In 2022, it’s become less important to trade on where you’re from, anyway. As much as platforms like Spotify, Apple Music and YouTube having given artists from every corner of the globe the opportunity to get out there and be heard, and increasingly accessible travel has facilitated live shows wherever bands care to book a hotel, they’ve also negated overseas outfits’ ‘exotic’ appeal.

“I really think that the geographical location of a band holds less importance nowadays, with everything on that one platform,” agrees Aaron. “I don’t think that a lot of people know that Ten56 are from France – or that I’m from England. It’s not something that’s in our media or that we really talk about. I don’t really think people think of us as from any country. Also, the playing field has been levelled since the pandemic. No one has been playing shows – bigger or smaller – and everyone has been judged by the musical quality of what they’ve been putting out online. No-one’s hiding behind crowds of 2,000 people and flame throwers after the pandemic.”

True to that, the French scene seems to have grown exponentially from strength to strength of late, despite the long shadows cast by COVID. From Paris’ industrial metalcore upstarts Glassbone, the emo-tinged Ashen, and more pop-punk inflected quartet Two Trains Left to the indie-inflected Oakman from Lyon and the old-school thrash influenced Haʀp from Marseille, there’s the same genre-redefining diversity that’s seen the metal and hardcore scenes crossing over into the mainstream elsewhere. And, with the recent reconfigurations of the political landscape, there’s no need nowadays for bands to even thing about moving away to seek success.

“I don’t think that I could move back to the UK after Brexit,” shrugs Aaron. “Whereas being in England used to be an opener for opportunities, now it feels like you could be closing yourself off by being there. When I left the UK to join Betraying The Martyrs, it felt like there was a lot less visibility in this country. I asked myself, ‘Am I taking myself out of opportunities by coming over here? If I was really going to make it, was it really going to be in France?’ Now it feels silly to be asking those sorts of questions. It’s almost like there’s more over here. I’m still very proud to be from the UK, but I’m also incredibly grateful to be part of this French scene.”

When we float the idea that this might just be the beginning for a French scene that’s really about to explode, Flo grins with a mixture of pride and vindication, but he signs off with the same feet-on-the-ground realism with which his band – his scene – have hoisted themselves skywards.

“People come to our shows and tell us that we’re the next big band to come out of France. We’re like, ‘Are you sure? One year ago we did like 50 people in your city!’ But it still feels great because we are so passionate about what we do.
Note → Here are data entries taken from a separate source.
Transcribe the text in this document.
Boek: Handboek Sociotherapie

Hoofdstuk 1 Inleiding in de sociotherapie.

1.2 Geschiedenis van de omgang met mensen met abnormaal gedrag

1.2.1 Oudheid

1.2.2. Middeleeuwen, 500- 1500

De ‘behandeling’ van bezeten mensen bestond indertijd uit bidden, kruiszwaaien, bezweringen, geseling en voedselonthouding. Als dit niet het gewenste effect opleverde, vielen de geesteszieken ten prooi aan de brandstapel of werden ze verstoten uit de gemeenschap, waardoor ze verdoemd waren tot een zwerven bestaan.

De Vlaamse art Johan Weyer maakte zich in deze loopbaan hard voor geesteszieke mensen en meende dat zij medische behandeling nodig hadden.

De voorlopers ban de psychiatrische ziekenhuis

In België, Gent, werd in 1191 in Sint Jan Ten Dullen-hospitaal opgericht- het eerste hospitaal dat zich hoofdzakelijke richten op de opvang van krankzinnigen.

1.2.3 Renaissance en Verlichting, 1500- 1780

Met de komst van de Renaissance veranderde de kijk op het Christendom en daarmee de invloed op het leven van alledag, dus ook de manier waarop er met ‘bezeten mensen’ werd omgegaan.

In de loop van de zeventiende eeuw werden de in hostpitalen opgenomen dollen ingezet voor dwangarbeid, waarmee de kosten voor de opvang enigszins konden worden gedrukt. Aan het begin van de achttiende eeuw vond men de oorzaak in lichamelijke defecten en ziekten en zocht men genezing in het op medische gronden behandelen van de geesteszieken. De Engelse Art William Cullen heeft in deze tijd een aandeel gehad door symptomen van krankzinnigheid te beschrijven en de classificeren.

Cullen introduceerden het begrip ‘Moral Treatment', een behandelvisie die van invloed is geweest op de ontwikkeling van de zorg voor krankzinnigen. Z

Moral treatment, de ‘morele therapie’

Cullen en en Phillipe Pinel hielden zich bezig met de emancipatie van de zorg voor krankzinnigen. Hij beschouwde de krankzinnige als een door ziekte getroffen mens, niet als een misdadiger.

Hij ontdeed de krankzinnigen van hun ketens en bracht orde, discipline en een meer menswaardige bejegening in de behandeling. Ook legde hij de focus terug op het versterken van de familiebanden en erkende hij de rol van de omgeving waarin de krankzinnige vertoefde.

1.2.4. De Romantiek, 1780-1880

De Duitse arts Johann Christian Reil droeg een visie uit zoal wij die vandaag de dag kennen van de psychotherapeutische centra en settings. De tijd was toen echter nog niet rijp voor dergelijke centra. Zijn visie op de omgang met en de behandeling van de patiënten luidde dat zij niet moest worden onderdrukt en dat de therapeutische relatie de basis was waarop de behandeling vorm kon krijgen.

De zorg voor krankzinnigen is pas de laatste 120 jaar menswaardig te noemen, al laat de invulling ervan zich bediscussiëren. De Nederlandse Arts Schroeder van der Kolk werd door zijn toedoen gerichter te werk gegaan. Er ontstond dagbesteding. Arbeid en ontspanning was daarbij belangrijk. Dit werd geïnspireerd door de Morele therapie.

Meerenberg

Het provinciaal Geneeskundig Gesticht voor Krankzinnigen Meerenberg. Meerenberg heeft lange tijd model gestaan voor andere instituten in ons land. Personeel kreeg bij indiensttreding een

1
When you’re a kid going to a local show – even if you’re just watching small bands, really – they are the biggest bands in the world to you. Now, to see people looking at us the same way feels incredible. French musicians learned how to get there slower than other countries because we had fewer acts that made it to show us the way. But now we have everything that we need to really go places. We’ve finally got the basics down, so now we can create something great – and, hopefully, something unique…”

LANDMVRKS’ Lost In The Waves is available now via Arising Empire/SharpTone.

Ten56’s latest single Yenta is available via Out Of Line.